The university’s IT services has decided to reduce its self-service resources at the OUCS help centre on Banbury Road from the 29th November.

The services that the university has decided to close are the PCs and Macs which people can sit down and use, as well as the scanners and self service printing.

However the poster printing service will continue, as will the Help Desk and the machines used to pay for services, sort out password issues and check email accounts. The changes were announced on the OUCS website, which stated that usage of these service facilities had been declining over recent years.

Katherine Craddock, the IT service’s Help Centre Manager, told Cherwell, “We analysed a year’s worth of data to find that 440 distinct people had logged in the PCs and 110 people into the Macs. This is around one per cent of University’s computer users. Looking at people who logged in at least ten times, the numbers drop to around fifty, so more like 0.1%.

“The usage of the self-service printing has been dropping steadily over the last five years and now does not bring in enough money to cover the yearly maintenance charges. We have now reached a stage where the facility needs a major overhaul to continue and the usage patterns above strongly indicate that this type of service is no longer in demand.”

OUCS have asked for opinions on what centralised IT resources would work better to meet the university’s needs in the future.

Craddock further commented, “At the moment we are pretty open to what the University might like us to provide instead of a self-service centre. If you have any ideas we’d be very interested to hear from you. I could imagine that many students and staff might say they have their daily computing needs covered in terms of internet access, word processing and statistical analysis, but what would be really handy would be some large white-boards for discussing ideas and collaborative working. At the moment we are still gathering ideas and may be running a consultation in due course.”

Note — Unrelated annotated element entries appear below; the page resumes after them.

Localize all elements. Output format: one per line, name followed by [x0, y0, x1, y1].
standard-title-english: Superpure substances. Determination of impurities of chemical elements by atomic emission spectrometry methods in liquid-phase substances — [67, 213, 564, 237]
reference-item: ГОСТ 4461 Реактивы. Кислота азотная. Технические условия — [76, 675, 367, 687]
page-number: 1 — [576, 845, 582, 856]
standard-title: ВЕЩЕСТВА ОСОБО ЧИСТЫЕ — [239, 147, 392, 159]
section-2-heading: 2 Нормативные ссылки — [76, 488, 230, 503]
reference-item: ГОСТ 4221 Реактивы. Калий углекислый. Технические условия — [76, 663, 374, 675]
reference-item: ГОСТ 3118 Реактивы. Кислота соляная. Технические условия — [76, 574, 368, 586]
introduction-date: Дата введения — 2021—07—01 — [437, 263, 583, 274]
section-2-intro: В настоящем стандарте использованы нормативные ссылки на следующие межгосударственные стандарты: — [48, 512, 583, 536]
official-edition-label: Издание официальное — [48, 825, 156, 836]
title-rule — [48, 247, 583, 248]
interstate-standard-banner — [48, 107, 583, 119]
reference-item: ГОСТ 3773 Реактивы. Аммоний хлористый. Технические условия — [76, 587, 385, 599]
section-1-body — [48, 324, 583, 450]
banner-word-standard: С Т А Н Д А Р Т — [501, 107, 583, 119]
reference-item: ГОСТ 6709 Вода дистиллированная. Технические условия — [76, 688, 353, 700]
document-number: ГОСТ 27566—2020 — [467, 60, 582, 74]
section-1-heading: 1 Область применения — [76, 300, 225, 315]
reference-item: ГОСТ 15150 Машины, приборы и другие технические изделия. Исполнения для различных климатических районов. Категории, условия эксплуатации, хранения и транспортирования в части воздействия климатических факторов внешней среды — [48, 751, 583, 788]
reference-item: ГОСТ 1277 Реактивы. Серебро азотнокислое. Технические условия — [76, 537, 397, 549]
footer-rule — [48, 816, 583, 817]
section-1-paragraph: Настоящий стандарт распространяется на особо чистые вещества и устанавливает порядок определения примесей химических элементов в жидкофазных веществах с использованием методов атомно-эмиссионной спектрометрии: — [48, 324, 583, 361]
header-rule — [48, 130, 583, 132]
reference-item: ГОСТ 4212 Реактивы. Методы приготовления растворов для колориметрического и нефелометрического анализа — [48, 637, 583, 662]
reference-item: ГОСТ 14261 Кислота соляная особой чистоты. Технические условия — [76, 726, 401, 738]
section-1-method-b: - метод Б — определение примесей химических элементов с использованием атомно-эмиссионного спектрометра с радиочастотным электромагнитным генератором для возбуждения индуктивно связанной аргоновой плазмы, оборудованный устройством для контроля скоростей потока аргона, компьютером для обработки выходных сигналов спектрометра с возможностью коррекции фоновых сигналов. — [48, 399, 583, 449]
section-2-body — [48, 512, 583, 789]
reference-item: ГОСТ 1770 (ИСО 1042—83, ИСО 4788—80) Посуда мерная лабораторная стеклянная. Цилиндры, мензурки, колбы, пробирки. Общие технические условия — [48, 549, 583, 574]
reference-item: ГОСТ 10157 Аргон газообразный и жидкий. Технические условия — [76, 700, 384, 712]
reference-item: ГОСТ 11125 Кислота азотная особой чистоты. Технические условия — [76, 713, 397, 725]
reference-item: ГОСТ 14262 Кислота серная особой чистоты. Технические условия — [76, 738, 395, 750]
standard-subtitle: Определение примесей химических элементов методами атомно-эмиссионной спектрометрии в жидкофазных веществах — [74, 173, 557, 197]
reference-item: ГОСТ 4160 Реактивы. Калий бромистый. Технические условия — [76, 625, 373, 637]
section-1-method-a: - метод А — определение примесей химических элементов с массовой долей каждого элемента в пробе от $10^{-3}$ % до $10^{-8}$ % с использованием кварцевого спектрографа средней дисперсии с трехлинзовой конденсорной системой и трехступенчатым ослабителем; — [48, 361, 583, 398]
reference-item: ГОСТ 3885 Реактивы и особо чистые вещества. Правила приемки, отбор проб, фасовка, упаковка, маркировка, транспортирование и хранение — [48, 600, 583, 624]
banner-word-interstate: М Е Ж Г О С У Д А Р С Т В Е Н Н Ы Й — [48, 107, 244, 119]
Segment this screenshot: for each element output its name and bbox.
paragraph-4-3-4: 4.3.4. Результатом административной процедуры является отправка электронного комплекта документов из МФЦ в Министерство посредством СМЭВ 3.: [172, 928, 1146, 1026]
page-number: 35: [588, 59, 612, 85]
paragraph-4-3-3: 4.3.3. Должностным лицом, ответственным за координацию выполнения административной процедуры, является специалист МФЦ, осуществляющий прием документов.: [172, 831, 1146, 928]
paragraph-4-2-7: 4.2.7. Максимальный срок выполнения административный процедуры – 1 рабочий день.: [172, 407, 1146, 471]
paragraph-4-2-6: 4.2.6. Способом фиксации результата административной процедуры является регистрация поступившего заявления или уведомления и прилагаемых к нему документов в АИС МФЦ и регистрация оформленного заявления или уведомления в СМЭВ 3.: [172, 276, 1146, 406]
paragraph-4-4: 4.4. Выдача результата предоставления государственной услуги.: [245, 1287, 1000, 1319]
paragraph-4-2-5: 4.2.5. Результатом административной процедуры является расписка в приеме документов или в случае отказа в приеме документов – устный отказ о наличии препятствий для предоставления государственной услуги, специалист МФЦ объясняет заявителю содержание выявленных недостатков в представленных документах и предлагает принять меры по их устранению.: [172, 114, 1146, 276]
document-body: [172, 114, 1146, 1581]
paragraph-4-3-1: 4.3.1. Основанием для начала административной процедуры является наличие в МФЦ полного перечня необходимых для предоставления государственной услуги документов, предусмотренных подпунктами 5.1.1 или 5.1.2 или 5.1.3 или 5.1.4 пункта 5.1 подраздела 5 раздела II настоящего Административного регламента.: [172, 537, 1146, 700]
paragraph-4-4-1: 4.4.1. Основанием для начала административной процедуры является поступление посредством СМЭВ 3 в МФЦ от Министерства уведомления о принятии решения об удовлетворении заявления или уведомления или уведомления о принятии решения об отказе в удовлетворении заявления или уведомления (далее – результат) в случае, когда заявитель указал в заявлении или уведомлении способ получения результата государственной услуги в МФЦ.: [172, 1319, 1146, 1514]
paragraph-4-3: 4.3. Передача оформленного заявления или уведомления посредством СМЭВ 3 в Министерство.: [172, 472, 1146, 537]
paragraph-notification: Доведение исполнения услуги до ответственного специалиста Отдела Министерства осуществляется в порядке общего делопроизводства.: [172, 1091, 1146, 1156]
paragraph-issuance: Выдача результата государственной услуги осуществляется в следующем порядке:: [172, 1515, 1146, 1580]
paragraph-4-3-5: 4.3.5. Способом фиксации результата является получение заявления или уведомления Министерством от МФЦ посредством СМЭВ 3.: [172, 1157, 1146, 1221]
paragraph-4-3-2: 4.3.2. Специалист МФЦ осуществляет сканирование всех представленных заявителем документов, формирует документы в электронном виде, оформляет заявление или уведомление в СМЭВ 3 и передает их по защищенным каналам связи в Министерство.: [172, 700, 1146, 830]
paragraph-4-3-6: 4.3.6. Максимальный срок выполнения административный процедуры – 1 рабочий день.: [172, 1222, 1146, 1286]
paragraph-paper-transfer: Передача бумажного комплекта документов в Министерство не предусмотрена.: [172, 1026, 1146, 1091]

Richard May, a student at Balliol College commented, “I’d say that perhaps the reason people don’t use them is because most people don’t know about them.

“It’s really useful to have computers that can be used and aren’t in a department (where they’re usually all in use). And for people who have financial / technical difficulties and don’t have a laptop or anything I feel like this is quite important.”

Another student commented, “I think it’s important to have computers available when laptops break or have difficulties. But I do feel that there’s enough computers available in colleges for people who need them.”